Glissement néo-conservateur
Par Thibault Dumas le 25 juin 2009, - Europe - Lien permanent
Bruno Le Maire est un homme politique
respectable. Ancien directeur de cabinet de Dominique de Villepin de 2005 à
2007, ce germanophone aux qualités littéraires remarquables incarne une
certaine droite sociale déformée par l’offensive du néo-libéralisme
(typiquement l’épisode du CPE). Son passage au secrétariat d'État en charge des
Affaires européennes (de décembre 2008 à juin 2009) fut largement
instrumentalisé par Nicolas Ier en vue des élections européennes et de la
nouvelle Commission européenne, mais personne ne remet en cause son européisme.

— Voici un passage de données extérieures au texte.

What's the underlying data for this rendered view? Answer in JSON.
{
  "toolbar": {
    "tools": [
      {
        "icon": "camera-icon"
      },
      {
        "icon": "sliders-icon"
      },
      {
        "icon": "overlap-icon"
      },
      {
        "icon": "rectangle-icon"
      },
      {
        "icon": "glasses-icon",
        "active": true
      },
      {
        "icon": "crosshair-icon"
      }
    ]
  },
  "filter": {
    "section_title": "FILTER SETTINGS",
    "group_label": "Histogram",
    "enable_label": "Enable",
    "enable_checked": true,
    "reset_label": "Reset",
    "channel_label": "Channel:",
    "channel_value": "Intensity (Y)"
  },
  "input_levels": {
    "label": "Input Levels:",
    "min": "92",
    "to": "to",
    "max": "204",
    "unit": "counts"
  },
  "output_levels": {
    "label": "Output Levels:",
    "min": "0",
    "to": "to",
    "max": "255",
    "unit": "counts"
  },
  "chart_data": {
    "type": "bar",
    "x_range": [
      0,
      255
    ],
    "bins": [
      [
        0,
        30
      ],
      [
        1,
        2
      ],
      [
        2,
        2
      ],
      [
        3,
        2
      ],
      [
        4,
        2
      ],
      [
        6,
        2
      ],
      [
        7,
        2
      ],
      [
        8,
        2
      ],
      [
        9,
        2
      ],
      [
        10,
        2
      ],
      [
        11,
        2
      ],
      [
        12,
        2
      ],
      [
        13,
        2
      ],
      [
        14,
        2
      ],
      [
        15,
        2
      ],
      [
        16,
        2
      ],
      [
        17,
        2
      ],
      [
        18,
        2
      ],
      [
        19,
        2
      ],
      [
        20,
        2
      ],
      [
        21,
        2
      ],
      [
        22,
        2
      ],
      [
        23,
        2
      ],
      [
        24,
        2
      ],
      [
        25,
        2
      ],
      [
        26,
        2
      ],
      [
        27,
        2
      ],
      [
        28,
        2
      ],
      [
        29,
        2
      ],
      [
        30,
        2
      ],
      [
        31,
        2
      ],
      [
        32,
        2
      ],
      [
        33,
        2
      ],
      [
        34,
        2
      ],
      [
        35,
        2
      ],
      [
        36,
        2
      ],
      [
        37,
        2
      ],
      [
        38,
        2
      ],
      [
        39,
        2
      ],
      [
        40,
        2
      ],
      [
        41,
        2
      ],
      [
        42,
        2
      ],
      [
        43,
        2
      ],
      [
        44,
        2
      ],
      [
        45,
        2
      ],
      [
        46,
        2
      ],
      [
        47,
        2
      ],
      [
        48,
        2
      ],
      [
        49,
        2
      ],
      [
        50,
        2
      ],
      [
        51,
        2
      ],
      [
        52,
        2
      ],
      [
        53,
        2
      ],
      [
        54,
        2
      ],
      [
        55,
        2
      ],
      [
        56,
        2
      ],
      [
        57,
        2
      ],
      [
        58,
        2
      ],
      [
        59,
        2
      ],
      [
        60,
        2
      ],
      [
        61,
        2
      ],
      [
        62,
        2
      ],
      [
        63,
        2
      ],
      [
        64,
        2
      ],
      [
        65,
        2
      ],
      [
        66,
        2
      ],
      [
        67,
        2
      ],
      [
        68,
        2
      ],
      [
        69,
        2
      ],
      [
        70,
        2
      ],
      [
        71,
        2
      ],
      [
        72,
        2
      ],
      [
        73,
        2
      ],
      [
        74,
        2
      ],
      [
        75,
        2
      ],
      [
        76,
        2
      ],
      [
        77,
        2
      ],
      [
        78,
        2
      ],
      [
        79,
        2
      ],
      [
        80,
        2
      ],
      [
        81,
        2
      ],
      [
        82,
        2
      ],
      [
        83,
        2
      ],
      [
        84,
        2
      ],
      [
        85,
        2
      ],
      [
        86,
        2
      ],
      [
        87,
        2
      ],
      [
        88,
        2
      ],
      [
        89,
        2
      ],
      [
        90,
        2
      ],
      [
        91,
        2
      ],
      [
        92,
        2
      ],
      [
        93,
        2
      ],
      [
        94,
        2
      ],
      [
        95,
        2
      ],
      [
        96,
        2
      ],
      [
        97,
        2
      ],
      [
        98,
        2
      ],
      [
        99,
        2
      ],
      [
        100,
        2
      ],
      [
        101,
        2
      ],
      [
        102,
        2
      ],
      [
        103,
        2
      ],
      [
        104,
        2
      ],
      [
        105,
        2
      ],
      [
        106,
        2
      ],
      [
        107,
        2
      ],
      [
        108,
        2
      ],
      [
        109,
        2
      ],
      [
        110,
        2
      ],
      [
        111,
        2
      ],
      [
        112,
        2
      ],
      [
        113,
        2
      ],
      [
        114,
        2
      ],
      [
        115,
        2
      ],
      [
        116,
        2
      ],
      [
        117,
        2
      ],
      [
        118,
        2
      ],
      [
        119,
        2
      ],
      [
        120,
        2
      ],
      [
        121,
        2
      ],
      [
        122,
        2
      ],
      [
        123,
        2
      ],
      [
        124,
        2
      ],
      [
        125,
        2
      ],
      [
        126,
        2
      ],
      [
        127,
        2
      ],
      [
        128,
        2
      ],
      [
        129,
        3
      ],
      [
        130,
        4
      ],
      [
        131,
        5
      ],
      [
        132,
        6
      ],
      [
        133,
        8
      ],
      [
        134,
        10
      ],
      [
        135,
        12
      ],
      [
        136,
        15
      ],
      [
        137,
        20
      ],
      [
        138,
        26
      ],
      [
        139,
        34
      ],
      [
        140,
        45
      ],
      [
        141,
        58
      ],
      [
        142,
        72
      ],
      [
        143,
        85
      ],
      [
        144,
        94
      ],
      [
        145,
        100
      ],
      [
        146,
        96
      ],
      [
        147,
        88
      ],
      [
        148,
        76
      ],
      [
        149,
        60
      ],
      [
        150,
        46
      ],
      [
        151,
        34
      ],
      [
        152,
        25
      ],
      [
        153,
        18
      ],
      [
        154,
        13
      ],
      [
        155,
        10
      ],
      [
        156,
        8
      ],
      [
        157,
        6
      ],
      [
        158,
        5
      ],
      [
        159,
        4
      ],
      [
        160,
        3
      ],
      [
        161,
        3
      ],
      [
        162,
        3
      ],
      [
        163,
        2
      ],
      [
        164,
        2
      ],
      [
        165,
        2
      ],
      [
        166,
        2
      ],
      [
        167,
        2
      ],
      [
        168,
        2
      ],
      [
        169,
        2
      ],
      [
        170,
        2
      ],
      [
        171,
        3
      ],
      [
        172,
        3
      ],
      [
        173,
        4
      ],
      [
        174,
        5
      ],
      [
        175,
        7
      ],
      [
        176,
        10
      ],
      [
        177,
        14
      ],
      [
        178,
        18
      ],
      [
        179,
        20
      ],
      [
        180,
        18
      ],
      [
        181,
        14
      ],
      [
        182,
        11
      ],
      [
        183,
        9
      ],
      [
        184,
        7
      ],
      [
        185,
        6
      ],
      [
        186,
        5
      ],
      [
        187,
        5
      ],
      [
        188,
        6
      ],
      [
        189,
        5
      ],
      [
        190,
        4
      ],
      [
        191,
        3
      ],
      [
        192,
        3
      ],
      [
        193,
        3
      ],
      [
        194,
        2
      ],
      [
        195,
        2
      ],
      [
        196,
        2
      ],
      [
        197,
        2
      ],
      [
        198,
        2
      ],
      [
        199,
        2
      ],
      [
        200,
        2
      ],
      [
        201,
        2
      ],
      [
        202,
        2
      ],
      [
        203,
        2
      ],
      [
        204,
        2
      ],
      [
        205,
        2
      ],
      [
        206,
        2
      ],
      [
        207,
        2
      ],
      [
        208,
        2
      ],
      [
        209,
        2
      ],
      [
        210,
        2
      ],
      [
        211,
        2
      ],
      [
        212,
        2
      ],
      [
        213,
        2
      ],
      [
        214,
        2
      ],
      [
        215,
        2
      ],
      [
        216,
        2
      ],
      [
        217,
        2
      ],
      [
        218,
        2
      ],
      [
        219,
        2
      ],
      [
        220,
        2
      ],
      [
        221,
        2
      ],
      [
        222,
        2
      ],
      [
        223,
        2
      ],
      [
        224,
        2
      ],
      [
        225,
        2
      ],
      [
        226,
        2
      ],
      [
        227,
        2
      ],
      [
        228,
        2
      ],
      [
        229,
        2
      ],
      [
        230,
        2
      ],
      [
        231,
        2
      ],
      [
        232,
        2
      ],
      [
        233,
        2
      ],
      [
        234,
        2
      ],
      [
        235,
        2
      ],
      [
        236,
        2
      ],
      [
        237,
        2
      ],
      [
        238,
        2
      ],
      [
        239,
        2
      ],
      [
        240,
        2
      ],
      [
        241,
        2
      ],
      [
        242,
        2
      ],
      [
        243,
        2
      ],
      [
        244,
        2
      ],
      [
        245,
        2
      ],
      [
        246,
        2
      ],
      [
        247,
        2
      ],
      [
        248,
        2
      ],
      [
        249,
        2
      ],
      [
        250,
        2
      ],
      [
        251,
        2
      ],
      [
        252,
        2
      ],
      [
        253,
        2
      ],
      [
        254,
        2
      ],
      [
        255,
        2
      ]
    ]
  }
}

Car Bruno Le Maire est europhile autant que son successeur aux Affaires
européennes Pierre Lellouche est atlantiste. Le député UMP de Paris est en
effet un véritable ayatollah néo-conservateur, l’homme le plus bushiste de la
classe politique française.
Sans faire d’anti-américanisme primaire, la nomination de Pierre Lellouche aux Affaires européennes est une très mauvaise nouvelle pour l’Europe. C’est l’abandon d’une quelconque ambition européenne au profit d’un atlantisme hystérique. Le député UMP de Paris ne vit pas une amitié avec les États-Unis, mais une passion aveugle pour une certaine Amérique : néo-conservatrice, réactionnaire et passéiste (portrait dans Libération). Ses « copains » ne sont pas à Bruxelles ou Strasbourg, ils se nomment Paul Wolfowitz, Richard Perle (théoriciens de la « guerre préventive ») et Condolezza Rice. Cette nomination couronne donc le long glissement néo-conservateur de la diplomatie française sous Nicolas Sarkozy : envoi de 1000 soldats français supplémentaires en Afghanistan, réintégration du commandement militaire intégré de l’OTAN, frilosité sur le processus de paix au Proche-Orient, mépris cynique des droits de l‘homme de Kadhafi à Bongo. Curieux anachronisme au moment ou l'Amérique d'Obama empreinte le chemin inverse, vers plus de multilatéralisme.